Sonra yaparım diyenin düşüncesi, sonraya asılıp sallanmak gibi olmayacak
düşüncelerdir. İnsanların günleri çok çabuk geçer. İnsan, gençliğinin kıymetini
bilmelidir. Hiç vakit kaybetmeden, gençliğin her ânını değerlendirmelidir.

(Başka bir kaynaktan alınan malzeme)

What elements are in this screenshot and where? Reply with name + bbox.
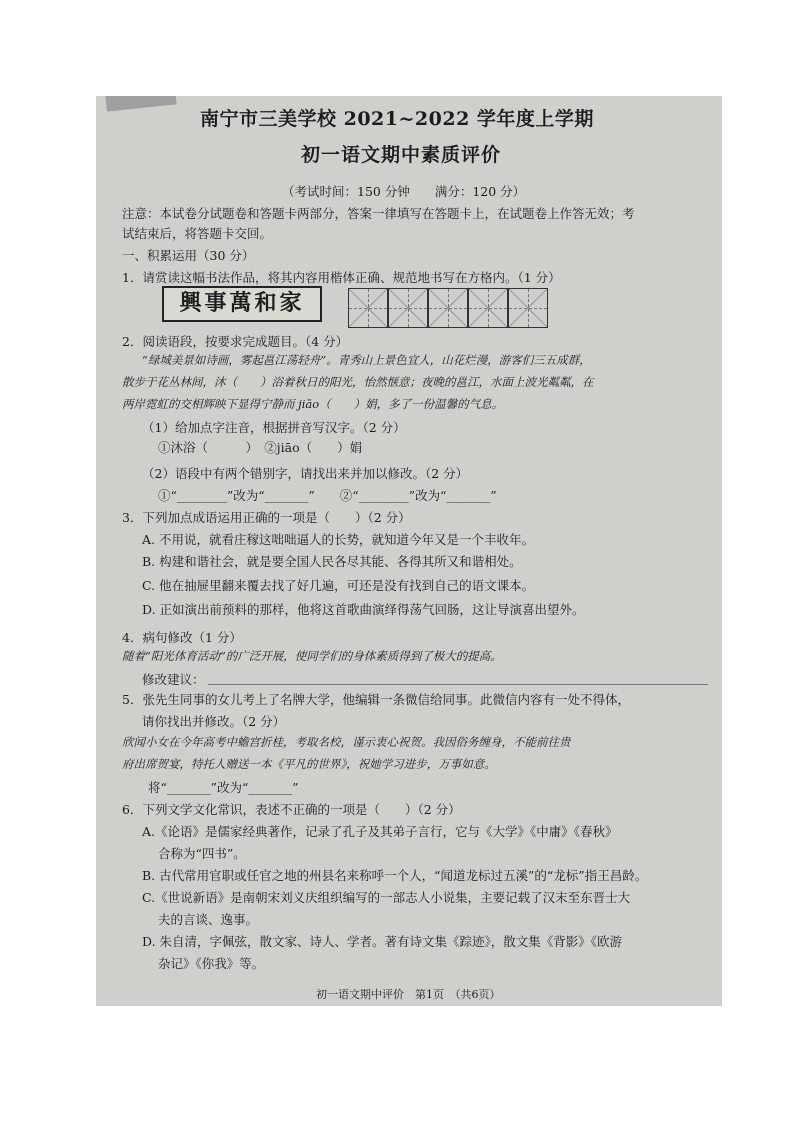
page-footer: 初一语文期中评价 第1页 （共6页） xyxy=(316,988,501,1001)
exam-title-school: 南宁市三美学校 2021~2022 学年度上学期 xyxy=(200,108,594,130)
q1-stem: 1．请赏读这幅书法作品，将其内容用楷体正确、规范地书写在方格内。（1 分） xyxy=(122,270,561,285)
q6-stem: 6．下列文学文化常识，表述不正确的一项是（ ）（2 分） xyxy=(122,802,461,817)
q5-stem-line-2: 请你找出并修改。（2 分） xyxy=(142,714,286,729)
q4-sentence: 随着“阳光体育活动”的广泛开展，使同学们的身体素质得到了极大的提高。 xyxy=(122,649,502,663)
q6-option-a-line-1: A.《论语》是儒家经典著作，记录了孔子及其弟子言行，它与《大学》《中庸》《春秋》 xyxy=(142,824,618,839)
grid-cell[interactable] xyxy=(428,288,468,328)
grid-cell[interactable] xyxy=(388,288,428,328)
q3-option-d: D. 正如演出前预料的那样，他将这首歌曲演绎得荡气回肠，这让导演喜出望外。 xyxy=(142,602,585,617)
q4-answer-line[interactable] xyxy=(208,684,708,685)
grid-cell[interactable] xyxy=(508,288,548,328)
section-heading: 一、积累运用（30 分） xyxy=(122,248,255,263)
q2-passage-line-1: “绿城美景如诗画，雾起邕江荡轻舟”。青秀山上景色宜人，山花烂漫，游客们三五成群， xyxy=(142,353,591,367)
q5-message-line-2: 府出席贺宴，特托人赠送一本《平凡的世界》，祝她学习进步，万事如意。 xyxy=(122,757,496,771)
q5-message-line-1: 欣闻小女在今年高考中蟾宫折桂，考取名校，谨示衷心祝贺。我因俗务缠身，不能前往贵 xyxy=(122,735,571,749)
exam-info: （考试时间：150 分钟 满分：120 分） xyxy=(282,184,526,199)
q6-option-d-line-1: D. 朱自清，字佩弦，散文家、诗人、学者。著有诗文集《踪迹》，散文集《背影》《欧游 xyxy=(142,934,623,949)
q6-option-b: B. 古代常用官职或任官之地的州县名来称呼一个人，“闻道龙标过五溪”的“龙标”指王昌龄。 xyxy=(142,868,648,883)
q4-answer-label: 修改建议： xyxy=(142,672,205,687)
q2-sub1-stem: （1）给加点字注音，根据拼音写汉字。（2 分） xyxy=(142,420,406,435)
q2-sub1-items[interactable]: ①沐浴（ ） ②jiāo（ ）娟 xyxy=(158,440,363,455)
calligraphy-artwork: 興事萬和家 xyxy=(162,286,322,322)
q3-option-c: C. 他在抽屉里翻来覆去找了好几遍，可还是没有找到自己的语文课本。 xyxy=(142,578,535,593)
notice-line-2: 试结束后，将答题卡交回。 xyxy=(122,226,273,241)
q6-option-c-line-2: 夫的言谈、逸事。 xyxy=(158,912,259,927)
q2-passage-line-2: 散步于花丛林间，沐（ ）浴着秋日的阳光，怡然惬意；夜晚的邕江，水面上波光粼粼，在 xyxy=(122,375,594,389)
grid-cell[interactable] xyxy=(348,288,388,328)
exam-page xyxy=(96,96,722,1006)
q6-option-c-line-1: C.《世说新语》是南朝宋刘义庆组织编写的一部志人小说集，主要记载了汉末至东晋士大 xyxy=(142,890,631,905)
q3-option-b: B. 构建和谐社会，就是要全国人民各尽其能、各得其所又和谐相处。 xyxy=(142,554,522,569)
q2-sub2-stem: （2）语段中有两个错别字，请找出来并加以修改。（2 分） xyxy=(142,466,469,481)
grid-cell[interactable] xyxy=(468,288,508,328)
q2-stem: 2．阅读语段，按要求完成题目。（4 分） xyxy=(122,334,349,349)
corner-mark xyxy=(105,96,176,112)
exam-title-subject: 初一语文期中素质评价 xyxy=(301,144,502,166)
q5-stem-line-1: 5．张先生同事的女儿考上了名牌大学，他编辑一条微信给同事。此微信内容有一处不得体， xyxy=(122,692,630,707)
q5-answer[interactable]: 将“_______”改为“_______” xyxy=(148,780,299,795)
q2-sub2-items[interactable]: ①“________”改为“_______” ②“________”改为“_______” xyxy=(158,488,497,503)
q3-option-a: A. 不用说，就看庄稼这咄咄逼人的长势，就知道今年又是一个丰收年。 xyxy=(142,532,534,547)
q6-option-d-line-2: 杂记》《你我》等。 xyxy=(158,956,265,971)
q6-option-a-line-2: 合称为“四书”。 xyxy=(158,846,246,861)
q3-stem: 3．下列加点成语运用正确的一项是（ ）（2 分） xyxy=(122,510,411,525)
q4-stem: 4．病句修改（1 分） xyxy=(122,630,242,645)
q2-passage-line-3: 两岸霓虹的交相辉映下显得宁静而 jiāo（ ）娟，多了一份温馨的气息。 xyxy=(122,397,504,411)
notice-line-1: 注意：本试卷分试题卷和答题卡两部分，答案一律填写在答题卡上，在试题卷上作答无效；考 xyxy=(122,206,635,221)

Sonra, âh gençliğim, tekrar elime geçse de iyi işler yapsaydım, diye pişmanlık
duyulur. Onun için, gençliğin, insana emânet olduğunun farkında, idrâkinde ve
bunun şuurunda olmak ne kadar mühimdir! Ömürler, yolculuktan başka bir şey
değildir.
Âhiret yolculuğunun çok yakın
oludğunu, hatırınızdan aslâ çıkarmayınız. Âhiret hazırlığını elden kaçırmaktan
çok sakınınız. Çünkü, her girişin bir çıkışı vardır. (Bu dünyâya geldiğimiz
gibi, birgün bu dünyâdan ayrılacağız.)
Yaptığınız uygunsuz işler için
bir sebep ve özür göstermeyi bırakınız. Allahü teâlânın emirlerine uyup,
yasaklarından sakınmakta gevşeklik göstermeyiniz. Âhirete hazırlanmakta sabırlı
olunuz ve sebât gösteriniz.
Abdülazîz ed-Dîrînî; tefsîr,
fıkıh, lügat, tasavvuf ve edebiyâta dâir birçok eserler yazdı. Bu eserlerden
bâzıları şunlardır: 1) El-Misbâh-ül-Münîr: Tefsîr olup 2 cilttir. 2)
Et-Teysîr-ü fî İlm-it-Tefsîr: Tefsîr ilmine dâir, 3200 beyitten müteşekkil bir
şiir kitabıdır. 3) Tahârat-ül-Kulûb fî Zikri Allâm-il-Guyûb: Tasavvuf hakkında
bir eser, 4) Envâr-ül-Meârif ve Esrâr-üt-Tavârif: Tasavvufa dâir bir eser, 5)
Tefsîru Esmâ-il-Hüsnâ: Tevhîd hakkında bir eserdir, 6) El-Vesâilü ver-Resâilü:
Tevhîde dâir bir eser, 7) Nazm-üs-Sîretin Nebeviyyeti, 8) El-Vecîz: 5000
beyitten müteşekkil bir şiir kitabı, 9) Et-Tenbîh, 10) Nazm-ül-Vesît, 11)
El-Envâr-ül- Vâdıha fî Mesân-il-Fâtiha, 12) Ed-Dürer-ül-Mültekita fî
Mesâil-il-Muhtelita, 13) Erkân-ül-İslâm fit-Tevhîdi vel-Ahkâm, 14)
Er-Ravdat-ül-Enika fî Beyân-iş-Şerîat-il-Hakîkati, 15)
Kılâdet-üd-Dürr-il-Mensûr fî Zikri Yevm-il- Ba's ven-Nüşûr, 16) Mîzân-ül-Vefâ.